At the same time, multiple speakers warned against treating access as purely a measure of speed and case clearance. Digital exclusion remains significant, and vulnerable users may struggle most with unregulated tools that provide confident but wrong answers. That tension – expanding access while avoiding a two-tier system – is likely to shape future rulemaking and standards.
- Trust, evidence integrity and the new satellite disputes
Public confidence was the conference’s centre of gravity – from Tana Adkin KC’s practitioner-focused caution to courtroom insights from Alan Parfery (Advocate Depute, Crown Office and Procurator Fiscal Service), alongside civil practice perspectives from Sophie Mitchell (Barrister, St Pauls Chambers). Concerns focused on predictable fault lines: hallucinated legal authorities, hidden prompt manipulation, confidentiality breaches through public tools, and the rising plausibility of synthetic evidence (including deepfakes).
For corporate litigants, two things follow. First, the authenticity of digital material will become a more routine contested issue – not only in fraud-heavy cases, but anywhere video, audio, messaging or screenshots matter. Secondly, AI may increase the amount of checking work required: verifying authorities, validating translations and summaries, and scrutinising opponent materials that appear AI-generated. The risk is not just bad conduct; it is time and cost migrating from substantive issues into integrity disputes.

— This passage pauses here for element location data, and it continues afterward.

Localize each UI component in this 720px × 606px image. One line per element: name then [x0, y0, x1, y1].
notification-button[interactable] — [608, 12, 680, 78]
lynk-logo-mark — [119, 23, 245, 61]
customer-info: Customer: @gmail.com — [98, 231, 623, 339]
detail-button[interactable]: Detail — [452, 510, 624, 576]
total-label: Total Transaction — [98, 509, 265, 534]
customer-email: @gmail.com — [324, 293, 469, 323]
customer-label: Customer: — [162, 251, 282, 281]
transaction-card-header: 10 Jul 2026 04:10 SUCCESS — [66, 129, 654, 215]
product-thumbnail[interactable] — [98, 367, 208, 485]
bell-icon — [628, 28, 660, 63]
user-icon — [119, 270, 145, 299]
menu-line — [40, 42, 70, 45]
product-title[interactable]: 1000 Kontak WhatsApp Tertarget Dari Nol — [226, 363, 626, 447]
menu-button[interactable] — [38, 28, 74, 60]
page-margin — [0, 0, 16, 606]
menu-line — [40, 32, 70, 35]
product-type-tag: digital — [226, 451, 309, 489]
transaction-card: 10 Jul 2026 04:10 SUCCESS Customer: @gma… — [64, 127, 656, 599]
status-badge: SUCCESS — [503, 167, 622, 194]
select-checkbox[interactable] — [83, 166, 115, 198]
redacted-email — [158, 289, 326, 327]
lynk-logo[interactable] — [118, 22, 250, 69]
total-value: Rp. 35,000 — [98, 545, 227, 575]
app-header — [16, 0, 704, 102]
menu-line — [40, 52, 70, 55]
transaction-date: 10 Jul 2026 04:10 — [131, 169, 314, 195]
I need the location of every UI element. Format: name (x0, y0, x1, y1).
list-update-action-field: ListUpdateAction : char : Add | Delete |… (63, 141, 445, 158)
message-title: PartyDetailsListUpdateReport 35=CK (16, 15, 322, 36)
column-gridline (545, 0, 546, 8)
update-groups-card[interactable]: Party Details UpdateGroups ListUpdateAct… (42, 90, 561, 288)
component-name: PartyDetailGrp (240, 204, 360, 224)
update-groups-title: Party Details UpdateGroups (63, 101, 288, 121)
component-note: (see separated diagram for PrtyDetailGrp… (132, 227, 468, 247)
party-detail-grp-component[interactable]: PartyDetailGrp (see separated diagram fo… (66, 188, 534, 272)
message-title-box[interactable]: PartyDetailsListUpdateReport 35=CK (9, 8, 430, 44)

Practical takeaways for corporates
- Expect an increase in claims. As portals and legal-tech tools mature, organisations should anticipate higher volumes of claims, complaints and information requests that are easier to generate and more standardised in form.
- Treat evidence governance as crucial. Maintaining a defensible audit trail for key evidence – where it came from, who handled it, and how versions were controlled will matter more when authenticity is questioned.
- Be ready for AI transparency expectations. Even without changes to the rules, parties will press for disclosure of AI use where it could affect reliability (summaries, translations, document review workflows).
- Assume verification remains non-delegable. AI can assist, but responsibility stays with the lawyer and client teams signing off the output.
- Engage with the design of digital systems. As the courts move towards systems that help to run cases online from start to finish, the practical impact will depend on how well those systems work.
Conclusion
The conference was not a sales pitch for AI. It was an argument that justice reform now depends on disciplined, governed deployment of technology – with inclusion and trust treated as key. For corporates, this shift changes the environment in which disputes arise and are processed. A more navigable justice system may broaden participation and increase claim volumes, but a more AI-enabled system will intensify scrutiny of evidence integrity and verification practices. The organisations that cope best will be those that treat these developments as part of litigation readiness and operational resilience, not just as “court modernisation” happening somewhere else.